Hacker News new | ask | show | jobs
by mananaysiempre 1011 days ago
Interesting that both of the points you state completely contradict my experience with LuaJIT.

Parsing has always been one of the things its tracing JIT struggled with; it is still faster than the (already fairly fast) interpreter, but in this kind of branch- and allocation-heavy code it gets nowhere near the famed 1.25x to 1.5x of GCC (or so) that you can get by carefully tailoring inner-loopy code.

(But a tracing JIT like LuaJIT is a different from a BBV JIT like YJIT, even if I haven’t yet grokked the latter.)

LuaJIT’s FFI calls, on the other hand, are very very fast. They are still slower than not going through the boundary at all, naturally, but that’s about it. On the other hand, going through the Lua/C API inherited from the original, interpreted implementation—which sounds similar to what the Ruby blog post is comparing pure-Ruby code to—can be quite slow.

The SWC situation I can’t understand quickly, but apart from the WASM overhead it sounds to me like they have a syntax tree that the JS plugin side really wants to be GCed in the GC’s memory but the Rust-on-WASM host side really wants to be refcounted in WASM memory, and that is indeed not a good situation to be in. It took a decade or more for DOM manipulation in JS to not suck, and there the native-code side was operating with deep (and unsafe) hooks into the VM and GC infrastructure as opposed to the WASM straitjacket. Hopefully it’ll become easier when the WASM GC proposal finally materializes and people figure out how to make Rust target it.

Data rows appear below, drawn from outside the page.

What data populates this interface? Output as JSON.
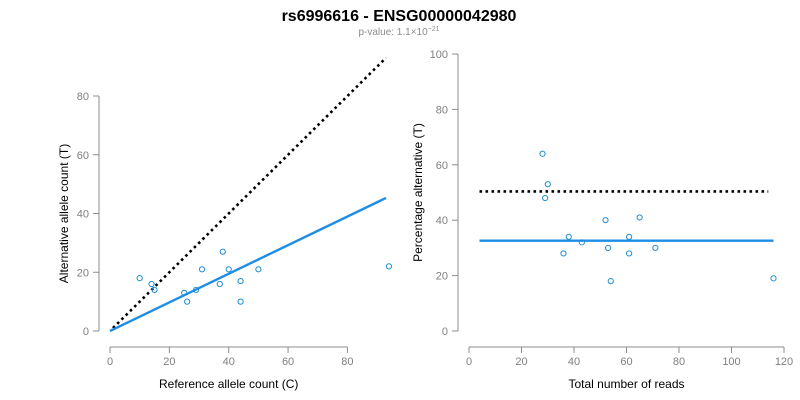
{
  "figure": {
    "title": "rs6996616 - ENSG00000042980",
    "subtitle_prefix": "p-value: 1.1×10",
    "subtitle_exponent": "−21"
  },
  "colors": {
    "points": "#1f8fd0",
    "fit": "#1e8de6",
    "reference": "#000000",
    "axis": "#8c8c8c"
  },
  "chart_data": [
    {
      "type": "scatter",
      "title": "",
      "xlabel": "Reference allele count (C)",
      "ylabel": "Alternative allele count (T)",
      "xlim": [
        0,
        93
      ],
      "ylim": [
        0,
        80
      ],
      "xticks": [
        0,
        20,
        40,
        60,
        80
      ],
      "yticks": [
        0,
        20,
        40,
        60,
        80
      ],
      "grid": false,
      "legend": "none",
      "series": [
        {
          "values": [
            {
              "x": 10,
              "y": 18
            },
            {
              "x": 14,
              "y": 16
            },
            {
              "x": 15,
              "y": 14
            },
            {
              "x": 25,
              "y": 13
            },
            {
              "x": 26,
              "y": 10
            },
            {
              "x": 29,
              "y": 14
            },
            {
              "x": 31,
              "y": 21
            },
            {
              "x": 37,
              "y": 16
            },
            {
              "x": 38,
              "y": 27
            },
            {
              "x": 40,
              "y": 21
            },
            {
              "x": 44,
              "y": 17
            },
            {
              "x": 44,
              "y": 10
            },
            {
              "x": 50,
              "y": 21
            },
            {
              "x": 94,
              "y": 22
            }
          ]
        }
      ],
      "lines": [
        {
          "role": "reference",
          "style": "dotted",
          "from": {
            "x": 1,
            "y": 1
          },
          "to": {
            "x": 93,
            "y": 93
          }
        },
        {
          "role": "fit",
          "style": "solid",
          "from": {
            "x": 0,
            "y": 0
          },
          "to": {
            "x": 93,
            "y": 45.3
          }
        }
      ]
    },
    {
      "type": "scatter",
      "title": "",
      "xlabel": "Total number of reads",
      "ylabel": "Percentage alternative (T)",
      "xlim": [
        0,
        120
      ],
      "ylim": [
        0,
        100
      ],
      "xticks": [
        0,
        20,
        40,
        60,
        80,
        100,
        120
      ],
      "yticks": [
        0,
        20,
        40,
        60,
        80,
        100
      ],
      "grid": false,
      "legend": "none",
      "series": [
        {
          "values": [
            {
              "x": 28,
              "y": 64
            },
            {
              "x": 29,
              "y": 48
            },
            {
              "x": 30,
              "y": 53
            },
            {
              "x": 36,
              "y": 28
            },
            {
              "x": 38,
              "y": 34
            },
            {
              "x": 43,
              "y": 32
            },
            {
              "x": 52,
              "y": 40
            },
            {
              "x": 53,
              "y": 30
            },
            {
              "x": 54,
              "y": 18
            },
            {
              "x": 61,
              "y": 28
            },
            {
              "x": 61,
              "y": 34
            },
            {
              "x": 65,
              "y": 41
            },
            {
              "x": 71,
              "y": 30
            },
            {
              "x": 116,
              "y": 19
            }
          ]
        }
      ],
      "lines": [
        {
          "role": "reference",
          "style": "dotted",
          "from": {
            "x": 4,
            "y": 50.4
          },
          "to": {
            "x": 114,
            "y": 50.4
          }
        },
        {
          "role": "fit",
          "style": "solid",
          "from": {
            "x": 4,
            "y": 32.6
          },
          "to": {
            "x": 116,
            "y": 32.6
          }
        }
      ]
    }
  ]
}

In any case, it annoys me how hard it is in just about any low-level language to cheaply integrate with a GC. Getting a stack map out of a compiler in order to know where the references to GC-land are and when they are alive is like pulling teeth. I don’t think it should be that way.

1 comments

There is a very big difference between a simple FFI system and the sort of C interface offered by Ruby and Node. Those interfaces allow objects to be passed to the native code, and the native can then do pretty much anything to the language run state. This is great if you want a C library that can do anything your higher level language could do, but it also means the JIT has to treat all those calls as impenetrable barriers that cannot be optimised through, so even a small C call can prevent the rest of your application from being optimised.

We got round this in TruffleRuby by running C extensions through an LLVM Bitcode interpreter that was part of the same framework as the Ruby interpreter and allowed them to be JITted together, but that had other downsides, and wasn’t great for things like parsers which had huge switch statements.

Yes but in this case the TruffleRuby approach would fix the Shopify issue, I think? And if by downside you mean longer warmup times that's an issue for YJIT or any other JIT too, so how much of a downside it is depends a lot on the nature of the deployment.
Shopify bigger repos are deployed pretty much every 30 minutes. As you point out most JITs struggle in these conditions.

But YJIT warms up extremely fast, and is able to provide real world speedup to these services almost immediately.